The mother of a murdered teenager shed tears as a community building committed its support to assisting young people who feel threatened in Tottenham.

Yvonne Lawson’s son Godwin was stabbed to death in an attack on the High Road in 2010 and she has been campaigning for greater safety among the town’s young people ever since.

The 639 Enterprise Centre, which reopened in May to nurture young entrepreneurs after it was left badly damaged in the 2011 riots, became the ninth building on the High Road to sign up to the City Safe Haven Scheme.

Run by charity Citizens UK and supported by mayor Boris Johnson’s Team London programme, the venture encourages business and shopkeepers across London to offer their premises as a place of refuge for any young person who feels unsafe.

Mrs Lawson, who spoke at the launch this afternoon, was joined by Team London Youth Ambassador Ledley King and Haringey Mayor Sheila Peacock, as well as representatives from Citizens UK and the 639 Centre.

She said: “In 2010 I went through the most painful thing a mother can go through. Knowing Godwin took his last breath on the street in a busy high road really intensifies the pain.

“Signing up another of these safe havens means so much to me. It is a bit of a spiritual healer for me – I feel like I’m giving something back and that Godwin’s death was not in vain.

“We’re using his name to hopefully save others who find themselves in similar situations. That is his legacy and it is a comfort to me.”

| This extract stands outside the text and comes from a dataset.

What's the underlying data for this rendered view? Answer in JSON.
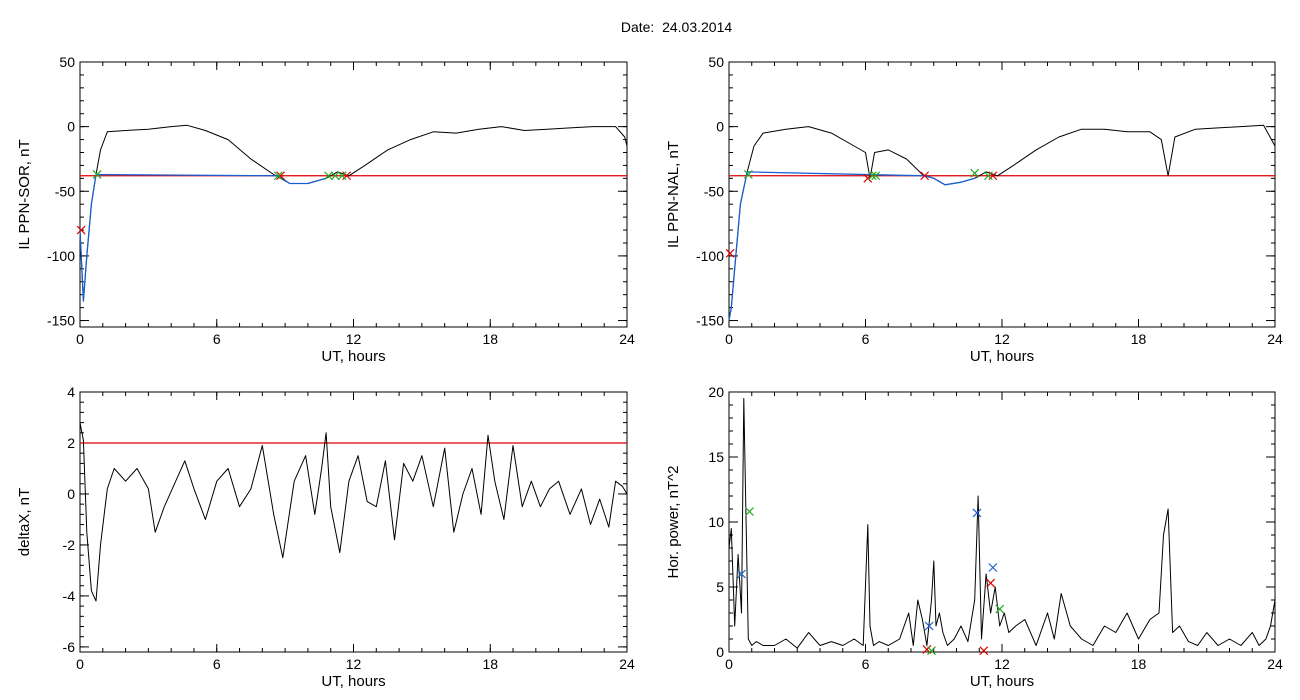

Organisers of the scheme are hopeful it will act as a tool to repair fractious relations between young people and business owners in Tottenham after the vandalism and looting that took place in the 2011 riots.

Sophie Stephens, from Citizens UK, said: “It is about the relationship between young people and their neighbours. These shopkeepers and buildings are standing up in their community and it is important to promote understanding of what they are doing.”

Children from the nearby Holy Trinity Primary School helped Tottenham Hotspur legend Ledley King post the City Safe Haven sign in the building’s window this afternoon.

The former Spurs defender, who grew up in East London, said: “I know what it is like to be a youngster in London and it is vital they can play outside and feel safe.

“Kids are aware of certain places that are more dangerous than others and we’re trying to eliminate all that.

“It is great what Yvonne is doing. She deserves a lot of credit as she is an inspiration to a lot of people.”